Замполит по образованию был ветеринаром, в армию был призван год назад, в армейской среде освоился быстро, но профессиональную терминологию не забыл. Завести стукача его побудило болезненное самолюбие. Дело в том, что он был лыс, и знал, что сие печальное обстоятельство служит для воинов поводом к грубым насмешкам. Уже не раз и не два он видел на стенах штабного вагончика черную круглую угольную баранью харю с глумливой подписью «лысый». И не раз слышал в строю, или когда проводил политзанятие это же гнуснейшее словцо, но никак не мог застигнуть ни одного негодяя.

Исломов серьезно воспринял ответственное поручение, и добросовестно пытался доводить до Карлсова, кто, что и как сказал. Правда, этому чудовищно мешал его малый словарный запас и отвратительная память, а впрямую поставить задачу замполит стеснялся. Так шло время, пока не наступил период всенародных выборов в Верховный Совет. Вот тут-то и засияла звезда Хусейна! Накануне выборов Карлсов вместе с Забулдаевым допоздна засиделись в канцелярии, планируя, как на высоком уровне провести голосование.

– Слушай, Иван, – говорил осоловевший прапорщик, – нам надо первыми проголосовать и доложить в политотдел. Понимаешь? Первыми…

– Как не понять! – тыкал вилкой в жареное мясо (накануне выдали паек) Карлсов. – Постараемся. В пять тридцать поднимем, в шесть проголосуем.

– Ха, какой ты шустрый! Как вша на гребешке! Как же мы их поднимем в полшестого? По уставу не положено! А вдруг Пучилову стуканут? А?

– Чего ж тогда делать? – Карлсов налил еще спирта.

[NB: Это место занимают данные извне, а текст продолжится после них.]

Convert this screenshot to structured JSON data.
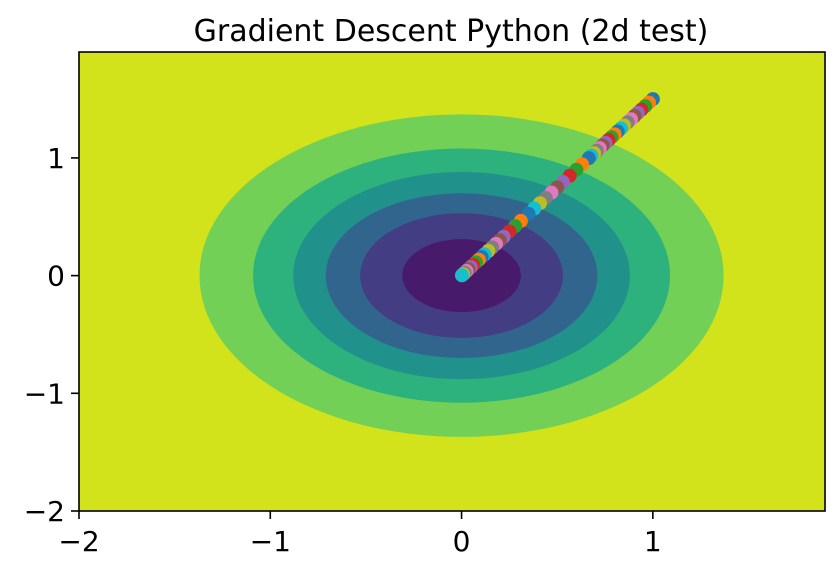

– Вот именно? Думай, комиссар, думай! – прапорщик, шатаясь, заходил по комнатке. – Поднять должны в шесть, но ведь тогда не успеем… Даже если сразу к урнам гнать… Они ж, падлы, сонные…

Карлсов хряпнул сто грамм, закусил огурцом и подпер голову волосатой ладонью. Верно, сонные они, и нерасторопные, как неживые… Будут тащиться к урнам, как черепахи… Черепахи… Тут вспомнилась ему вдруг по неизвестной причине картинка из старого школьного учебника. В каких глубинах памяти она хранилась, неизвестно, но всплыла оттуда, как аэростат в грозовое небо, и вынесла с собой вместе совершенно революционную идею. А был на картинке изображен древнегреческий голый бегущий мужчина в гребнистом шлеме, догоняющий черепаху…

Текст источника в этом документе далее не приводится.